El mito del MVP: te están vendiendo código basura
"Hagamos un MVP rápido y después lo escalamos." Esa frase ha enterrado más startups que la falta de inversión. El MVP, como se vende hoy, es una excusa para entregarte deuda técnica con factura de software a medida.
¿Qué es REALMENTE un MVP?
Eric Ries definió el MVP como "la versión más simple del producto que permite aprender la máxima cantidad sobre los clientes con el mínimo esfuerzo". El énfasis está en APRENDER. No en VENDER. No en ESCALAR. Aprender. Tu MVP no debería tener 6 módulos, integración con pasarelas y panel de admin. Eso ya es un producto, no un experimento.

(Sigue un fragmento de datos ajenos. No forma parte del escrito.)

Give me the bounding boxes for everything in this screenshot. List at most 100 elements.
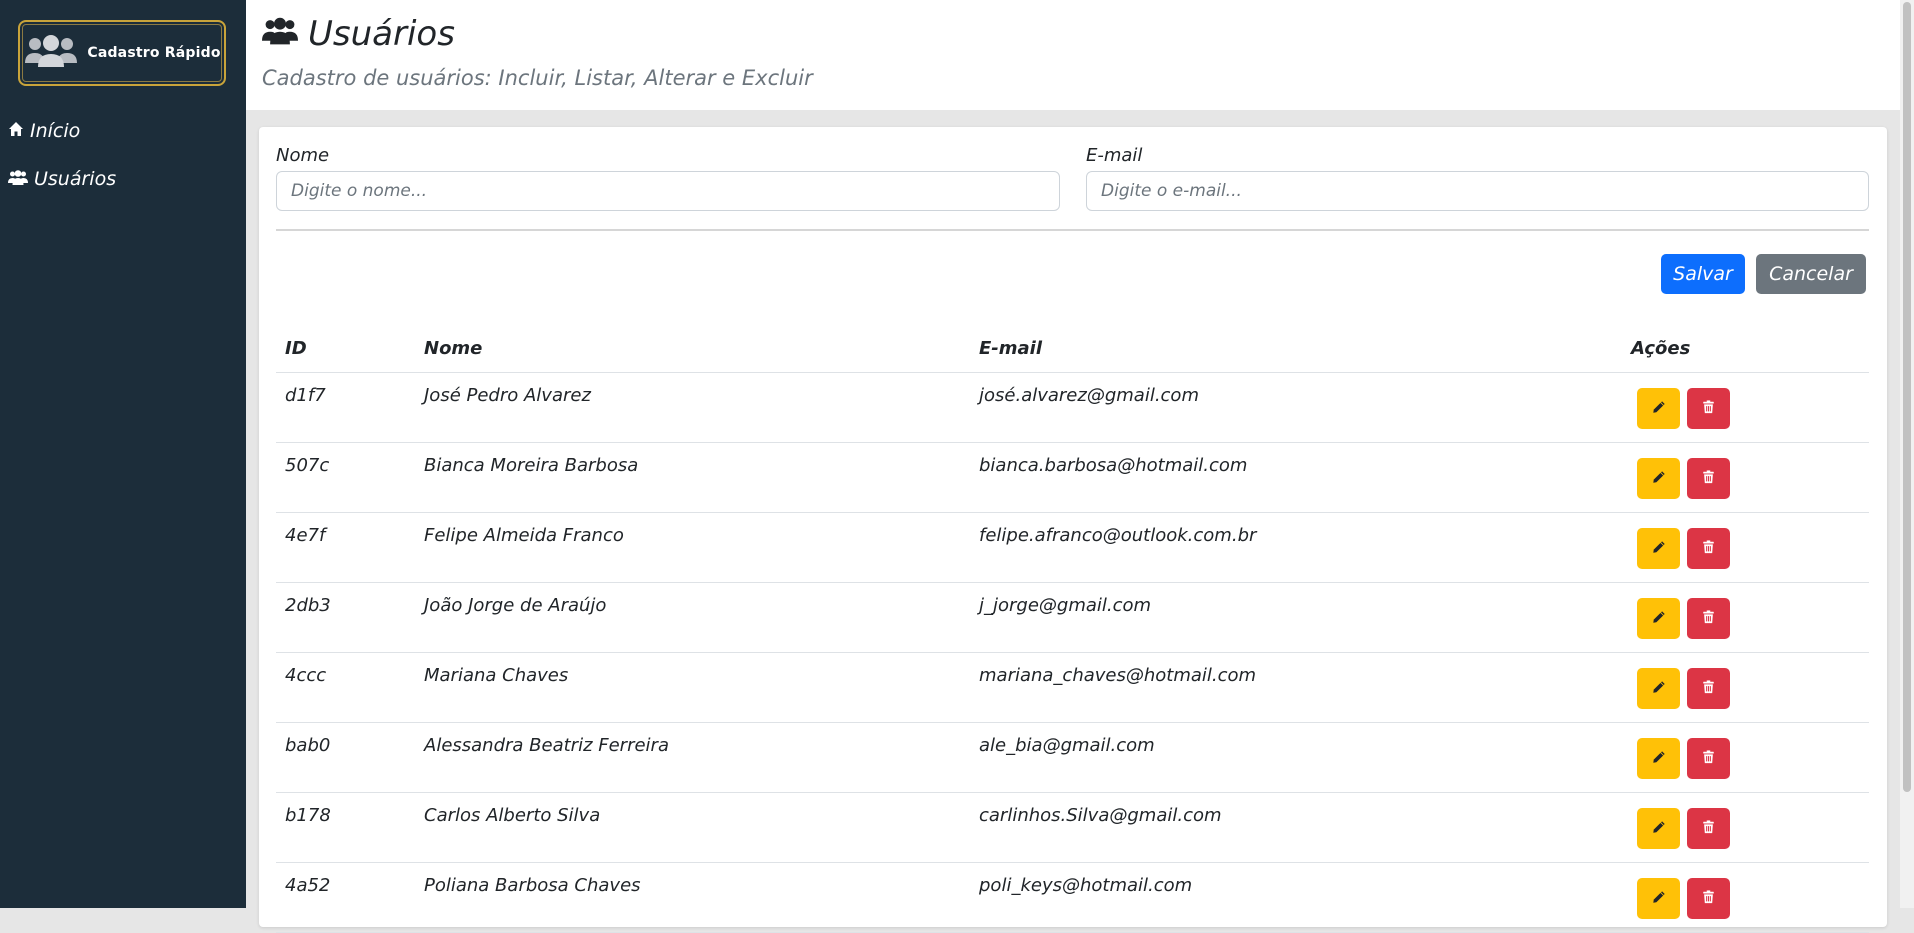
page-title: Usuários (262, 14, 455, 54)
cell-actions (1622, 862, 1869, 933)
pencil-icon (1652, 750, 1666, 767)
delete-button[interactable] (1687, 388, 1730, 429)
sidebar-item-label: Início (30, 120, 81, 142)
table-row: 2db3 João Jorge de Araújo j_jorge@gmail.co… (276, 582, 1869, 653)
cell-id: d1f7 (276, 372, 415, 443)
edit-button[interactable] (1637, 598, 1680, 639)
cell-id: 4e7f (276, 512, 415, 583)
trash-icon (1702, 820, 1715, 837)
cell-email: bianca.barbosa@hotmail.com (970, 442, 1622, 513)
cell-id: 4ccc (276, 652, 415, 723)
sidebar: Cadastro Rápido Início Usuários (0, 0, 246, 908)
delete-button[interactable] (1687, 528, 1730, 569)
cell-id: 4a52 (276, 862, 415, 933)
pencil-icon (1652, 400, 1666, 417)
pencil-icon (1652, 610, 1666, 627)
edit-button[interactable] (1637, 808, 1680, 849)
page-title-text: Usuários (308, 14, 455, 54)
cell-email: josé.alvarez@gmail.com (970, 372, 1622, 443)
trash-icon (1702, 680, 1715, 697)
table-row: 4a52 Poliana Barbosa Chaves poli_keys@hotm… (276, 862, 1869, 933)
delete-button[interactable] (1687, 738, 1730, 779)
name-input[interactable] (276, 171, 1060, 211)
cell-name: Carlos Alberto Silva (415, 792, 970, 863)
edit-button[interactable] (1637, 528, 1680, 569)
cell-email: felipe.afranco@outlook.com.br (970, 512, 1622, 583)
name-label: Nome (276, 145, 330, 166)
table-row: b178 Carlos Alberto Silva carlinhos.Silva@… (276, 792, 1869, 863)
trash-icon (1702, 540, 1715, 557)
cell-name: João Jorge de Araújo (415, 582, 970, 653)
page-subtitle: Cadastro de usuários: Incluir, Listar, A… (262, 66, 813, 90)
page-header: Usuários Cadastro de usuários: Incluir, … (246, 0, 1900, 110)
email-label: E-mail (1086, 145, 1143, 166)
user-form-card: Nome E-mail Salvar Cancelar ID Nome E-ma… (259, 127, 1887, 933)
sidebar-item-usuarios[interactable]: Usuários (8, 168, 116, 190)
cell-name: Alessandra Beatriz Ferreira (415, 722, 970, 793)
save-button[interactable]: Salvar (1661, 254, 1745, 294)
users-icon (23, 33, 79, 73)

Por qué se convierte en deuda técnica
Cuando una agencia te vende un MVP por $60 millones COP en 6 semanas, lo construye con la arquitectura más rápida posible: monolito Django o Express, base de datos sin índices, autenticación cableada, sin tests. Funciona. Tu primer cliente paga. Tu segundo cliente paga. A los 6 meses tienes 80 clientes y todo se cae los lunes. Te dicen: "hay que reescribir todo". Ya pagaste el desarrollo dos veces.
El MVP que SÍ funciona
Una arquitectura limpia desde el día 1 (separación de capas, tests básicos, CI/CD), una sola feature flagship completamente terminada, documentación de la decisión técnica. Eso es un MVP serio. No "arranquemos rápido y vemos". Tu primer cliente merece código que pueda mantener al cliente 100.